D'ailleurs, elle adopte le rôle de mère lorsque son père, rendu fou par l'eau-de-vie, tue sa propre femme d'un coup de pied au ventre. Lalie est alors obligée d'élever ses deux petits frères, une fille et un garçon, et elle le fait comme si elle était née pour cela. Cette figure féminine se pose en contraste avec la plupart des personnages féminins de Zola, qui sont mères dont le sens de maternité est inexistant. Zola décrit à plusieurs reprises la manière dont Lalie est torturée par son père toujours ivre ainsi que la soumission la plus complète avec laquelle la fillette endure cette situation. Zola ne la fait mourir qu'au chapitre xii. Cette fille est une double victime : d'une part, de la violence envers les femmes -récurrente dans les basses classes de la société- et de l'alcoolisme de son père.

Si les deux auteurs décrivent des destins de personnages féminins comme le résultat de l'influence du milieu et des mœurs d'une société, leur écriture est néanmoins assez différente.

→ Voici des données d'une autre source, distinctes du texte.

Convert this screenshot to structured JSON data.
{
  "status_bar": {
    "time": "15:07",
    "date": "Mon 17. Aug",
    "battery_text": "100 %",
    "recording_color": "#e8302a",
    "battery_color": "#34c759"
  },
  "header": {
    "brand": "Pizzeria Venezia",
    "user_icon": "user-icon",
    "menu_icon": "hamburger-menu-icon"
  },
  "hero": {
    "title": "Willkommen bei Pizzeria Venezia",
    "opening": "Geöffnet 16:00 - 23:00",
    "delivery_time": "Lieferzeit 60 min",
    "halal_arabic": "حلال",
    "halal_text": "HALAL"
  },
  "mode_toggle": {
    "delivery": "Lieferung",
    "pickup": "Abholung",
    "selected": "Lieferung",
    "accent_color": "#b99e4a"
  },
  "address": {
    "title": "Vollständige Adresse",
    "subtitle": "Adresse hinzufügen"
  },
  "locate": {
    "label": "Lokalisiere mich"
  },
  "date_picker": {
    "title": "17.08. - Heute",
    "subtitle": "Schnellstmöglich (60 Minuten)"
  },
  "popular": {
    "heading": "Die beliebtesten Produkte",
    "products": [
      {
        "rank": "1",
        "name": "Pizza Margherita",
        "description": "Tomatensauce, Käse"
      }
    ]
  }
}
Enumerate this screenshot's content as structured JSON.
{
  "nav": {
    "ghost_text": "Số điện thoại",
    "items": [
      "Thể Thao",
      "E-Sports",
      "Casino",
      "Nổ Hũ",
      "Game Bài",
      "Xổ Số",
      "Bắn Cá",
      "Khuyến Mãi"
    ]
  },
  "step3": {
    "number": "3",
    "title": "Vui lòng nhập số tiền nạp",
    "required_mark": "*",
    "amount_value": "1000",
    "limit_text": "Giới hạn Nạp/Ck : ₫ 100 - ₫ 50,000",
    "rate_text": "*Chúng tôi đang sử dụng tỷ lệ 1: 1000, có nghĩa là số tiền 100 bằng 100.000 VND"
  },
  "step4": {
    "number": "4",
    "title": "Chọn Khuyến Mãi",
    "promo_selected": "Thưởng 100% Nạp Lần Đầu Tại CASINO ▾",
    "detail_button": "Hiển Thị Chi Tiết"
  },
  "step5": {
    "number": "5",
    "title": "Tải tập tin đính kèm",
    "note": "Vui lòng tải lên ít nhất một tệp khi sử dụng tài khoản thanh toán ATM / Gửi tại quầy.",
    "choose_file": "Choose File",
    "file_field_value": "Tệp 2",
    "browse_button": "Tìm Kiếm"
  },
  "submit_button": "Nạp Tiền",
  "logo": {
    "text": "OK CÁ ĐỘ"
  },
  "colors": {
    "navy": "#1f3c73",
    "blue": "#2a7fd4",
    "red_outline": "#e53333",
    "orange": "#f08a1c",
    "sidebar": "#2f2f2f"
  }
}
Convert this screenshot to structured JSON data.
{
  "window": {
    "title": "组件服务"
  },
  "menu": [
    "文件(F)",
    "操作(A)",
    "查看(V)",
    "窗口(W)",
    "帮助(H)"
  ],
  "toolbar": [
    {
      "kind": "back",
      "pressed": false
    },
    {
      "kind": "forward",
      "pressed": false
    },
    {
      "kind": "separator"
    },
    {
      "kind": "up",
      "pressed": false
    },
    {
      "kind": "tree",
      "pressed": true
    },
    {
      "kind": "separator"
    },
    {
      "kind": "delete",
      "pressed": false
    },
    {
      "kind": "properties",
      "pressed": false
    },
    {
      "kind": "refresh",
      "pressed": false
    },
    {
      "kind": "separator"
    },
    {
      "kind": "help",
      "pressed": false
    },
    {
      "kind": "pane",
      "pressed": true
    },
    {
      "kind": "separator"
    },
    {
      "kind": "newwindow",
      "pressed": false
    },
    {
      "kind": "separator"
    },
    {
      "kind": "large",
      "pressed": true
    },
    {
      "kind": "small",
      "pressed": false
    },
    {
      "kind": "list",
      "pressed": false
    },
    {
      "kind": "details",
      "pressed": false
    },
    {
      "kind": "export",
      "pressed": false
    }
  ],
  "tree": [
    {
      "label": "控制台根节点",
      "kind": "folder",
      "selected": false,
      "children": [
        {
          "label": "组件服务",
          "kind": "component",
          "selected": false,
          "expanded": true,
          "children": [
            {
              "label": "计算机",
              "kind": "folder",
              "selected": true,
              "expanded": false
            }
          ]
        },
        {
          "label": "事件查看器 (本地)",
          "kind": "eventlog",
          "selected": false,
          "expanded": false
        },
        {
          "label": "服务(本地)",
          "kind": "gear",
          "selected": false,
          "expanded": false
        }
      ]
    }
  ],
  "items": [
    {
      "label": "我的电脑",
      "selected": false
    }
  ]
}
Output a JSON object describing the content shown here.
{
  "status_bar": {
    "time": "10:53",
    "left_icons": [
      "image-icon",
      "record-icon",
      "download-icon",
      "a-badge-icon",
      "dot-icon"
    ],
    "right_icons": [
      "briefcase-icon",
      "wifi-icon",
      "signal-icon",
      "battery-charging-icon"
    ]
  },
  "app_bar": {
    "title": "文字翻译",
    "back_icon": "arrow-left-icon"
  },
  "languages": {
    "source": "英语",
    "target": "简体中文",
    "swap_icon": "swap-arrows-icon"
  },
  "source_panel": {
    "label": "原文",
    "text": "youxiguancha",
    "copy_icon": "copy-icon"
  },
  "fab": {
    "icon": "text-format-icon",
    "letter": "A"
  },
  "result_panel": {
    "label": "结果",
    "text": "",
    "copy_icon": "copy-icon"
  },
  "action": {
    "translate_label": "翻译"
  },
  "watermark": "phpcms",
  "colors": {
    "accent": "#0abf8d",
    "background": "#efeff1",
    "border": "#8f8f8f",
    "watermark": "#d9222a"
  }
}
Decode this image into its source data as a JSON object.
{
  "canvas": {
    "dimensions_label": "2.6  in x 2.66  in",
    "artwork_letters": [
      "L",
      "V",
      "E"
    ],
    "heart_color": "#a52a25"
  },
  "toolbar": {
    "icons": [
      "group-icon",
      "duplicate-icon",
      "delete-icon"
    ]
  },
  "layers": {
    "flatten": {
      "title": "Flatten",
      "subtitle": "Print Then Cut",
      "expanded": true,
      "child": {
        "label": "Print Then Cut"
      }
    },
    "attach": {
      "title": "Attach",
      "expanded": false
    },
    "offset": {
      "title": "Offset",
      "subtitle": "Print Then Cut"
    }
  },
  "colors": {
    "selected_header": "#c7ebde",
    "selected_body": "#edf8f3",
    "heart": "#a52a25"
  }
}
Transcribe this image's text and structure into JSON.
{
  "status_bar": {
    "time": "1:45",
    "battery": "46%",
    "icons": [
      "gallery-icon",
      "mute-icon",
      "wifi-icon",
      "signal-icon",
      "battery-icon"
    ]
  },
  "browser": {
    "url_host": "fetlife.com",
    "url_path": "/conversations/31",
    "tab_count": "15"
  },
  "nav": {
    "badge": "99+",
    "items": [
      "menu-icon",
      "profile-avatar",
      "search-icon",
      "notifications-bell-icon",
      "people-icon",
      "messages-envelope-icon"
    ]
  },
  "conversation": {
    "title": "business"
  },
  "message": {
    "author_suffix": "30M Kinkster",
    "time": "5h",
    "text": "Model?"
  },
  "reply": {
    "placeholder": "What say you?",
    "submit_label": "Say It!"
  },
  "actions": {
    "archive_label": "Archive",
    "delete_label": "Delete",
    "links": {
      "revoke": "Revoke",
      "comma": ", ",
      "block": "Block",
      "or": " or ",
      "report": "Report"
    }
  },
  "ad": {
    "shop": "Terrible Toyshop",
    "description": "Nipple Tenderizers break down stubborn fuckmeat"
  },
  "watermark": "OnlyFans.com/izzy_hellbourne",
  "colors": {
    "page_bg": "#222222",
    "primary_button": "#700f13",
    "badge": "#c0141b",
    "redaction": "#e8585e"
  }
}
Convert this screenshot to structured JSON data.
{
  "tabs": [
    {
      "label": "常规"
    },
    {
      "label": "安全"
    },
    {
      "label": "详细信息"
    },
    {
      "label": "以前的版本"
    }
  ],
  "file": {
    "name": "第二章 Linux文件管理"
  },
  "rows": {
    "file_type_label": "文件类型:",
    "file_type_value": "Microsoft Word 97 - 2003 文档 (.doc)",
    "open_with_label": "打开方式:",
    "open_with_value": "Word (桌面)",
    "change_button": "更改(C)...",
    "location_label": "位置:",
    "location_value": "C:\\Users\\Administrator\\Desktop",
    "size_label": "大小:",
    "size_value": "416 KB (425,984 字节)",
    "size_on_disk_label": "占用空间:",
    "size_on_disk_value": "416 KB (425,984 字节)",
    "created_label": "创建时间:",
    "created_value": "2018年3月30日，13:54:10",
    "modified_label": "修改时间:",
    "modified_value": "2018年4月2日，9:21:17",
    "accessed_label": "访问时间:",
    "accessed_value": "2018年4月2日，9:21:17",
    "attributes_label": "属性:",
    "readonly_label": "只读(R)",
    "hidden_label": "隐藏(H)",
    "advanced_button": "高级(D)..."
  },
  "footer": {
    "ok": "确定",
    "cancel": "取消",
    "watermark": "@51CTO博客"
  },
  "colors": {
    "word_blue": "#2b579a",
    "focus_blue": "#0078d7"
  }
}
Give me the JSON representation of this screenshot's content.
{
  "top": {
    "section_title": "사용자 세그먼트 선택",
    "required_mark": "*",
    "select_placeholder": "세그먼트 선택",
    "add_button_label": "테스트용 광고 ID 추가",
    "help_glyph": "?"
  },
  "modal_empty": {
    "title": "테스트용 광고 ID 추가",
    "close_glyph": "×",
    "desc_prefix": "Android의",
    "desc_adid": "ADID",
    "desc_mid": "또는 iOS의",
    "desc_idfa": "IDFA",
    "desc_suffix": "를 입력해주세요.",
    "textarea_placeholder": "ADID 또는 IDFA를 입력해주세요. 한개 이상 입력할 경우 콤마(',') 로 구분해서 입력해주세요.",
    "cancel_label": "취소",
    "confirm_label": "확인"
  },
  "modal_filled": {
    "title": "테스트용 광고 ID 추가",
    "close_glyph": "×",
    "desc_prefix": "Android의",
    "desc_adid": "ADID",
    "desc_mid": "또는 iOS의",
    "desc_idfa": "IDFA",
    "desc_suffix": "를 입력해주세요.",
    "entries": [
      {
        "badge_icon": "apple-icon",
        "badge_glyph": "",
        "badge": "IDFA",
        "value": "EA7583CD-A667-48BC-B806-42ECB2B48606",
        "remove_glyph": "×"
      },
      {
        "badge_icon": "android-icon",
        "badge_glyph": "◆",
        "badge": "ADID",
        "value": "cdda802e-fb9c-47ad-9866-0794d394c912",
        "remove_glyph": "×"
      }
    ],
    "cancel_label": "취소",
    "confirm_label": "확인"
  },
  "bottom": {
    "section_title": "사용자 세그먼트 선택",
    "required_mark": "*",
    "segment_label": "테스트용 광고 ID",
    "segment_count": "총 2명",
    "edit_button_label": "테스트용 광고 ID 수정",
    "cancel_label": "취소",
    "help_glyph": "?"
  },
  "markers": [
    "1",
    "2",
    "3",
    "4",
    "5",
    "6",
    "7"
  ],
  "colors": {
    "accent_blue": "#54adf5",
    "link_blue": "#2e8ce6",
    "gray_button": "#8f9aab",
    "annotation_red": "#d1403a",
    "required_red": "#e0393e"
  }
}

Afin d'aborder des sujets et des problématiques qui affectaient la société du Second Empire et afin de dresser un réquisitoire contre la société de façon crue et directe, Zola crée ses personnages en se servant de stéréotypes. Il fait de ses personnages des idées, des allégories et ils représentent les sujets qu'il compte aborder. En restant dans le cas spécifique, à l'aide de ses personnages, Zola se limite à montrer une réalité qu'il veut la plus objective, et invite tacitement le lecteur à trouver dans le monde fictionnel le lien avec la réalité. De son côté, Carrión a essayé d'aller plus loin dans sa critique en associant l'individu à la théorie. En partant de ses personnages et de cas spécifiques, il tente ensuite de généraliser et de démontrer l'influence du milieu sur le déroulement de la vie d'une femme à Cuba à l'époque de la Pseudo-République. Afin de donner un exemple concret, nous pouvons citer le dernier chapitre de Las Honradas. Dans les dernières pages du roman, l'héroïne dresse le compte-rendu d'un essai qu'elle a lu et qui porte sur le rôle de la femme dans la société et sur les demandes et reformes de l'Etat cubain. Carrión, grâce à cette stratégie, dévoile un peu plus directement son idéologie. Victoria, qui regarde par la fenêtre et voit des femmes et des hommes passer, décrit les vêtements des premières afin de montrer qu'il y a un changement dans les mœurs de la société, dans laquelle la femme a acquis une certaine liberté. Carrión attribue cette semi-liberté à la volonté de l'État qui a besoin d'une participation plus active de la femme. L'auteur accorde toutefois la prépondérance au milieu et non à la volonté des femmes, même si à cette époque-là, les féministes commençaient déjà à faire entendre leur voix. En effet, dès 1918, quelques mois après la publication de Las Honradas, Cuba devient le premier pays latino-américain à approuver la loi du divorce. D'après Carrión, ce sont les " systèmes " qui ont attribué aux femmes leur rôle à chacune des époques suivant les besoins politiques. Par rapport au changement de mentalité de la femme, il dit :

Dire à la femme : " tu as vécu éloignée des luttes sociales jusqu'à aujourd'hui où on a besoin de ta coopération. Tu es libre. Ton corps est à toi. Ce que nous t'avons dit qui était mauvais, ne l'est plus. Il a été nécessaire de te faire croire afin d'accomplir une formalité d'évolution collective. Tu as le droit de rêver, de travailler et de procréer au sein de cette nouvelle société, parce que, au même titre que l'homme, tu as devant toi les chemins ouverts de l'activité et comme lui, tu dois te soumettre de façon inconditionnelle à la machine de l'État ". (566)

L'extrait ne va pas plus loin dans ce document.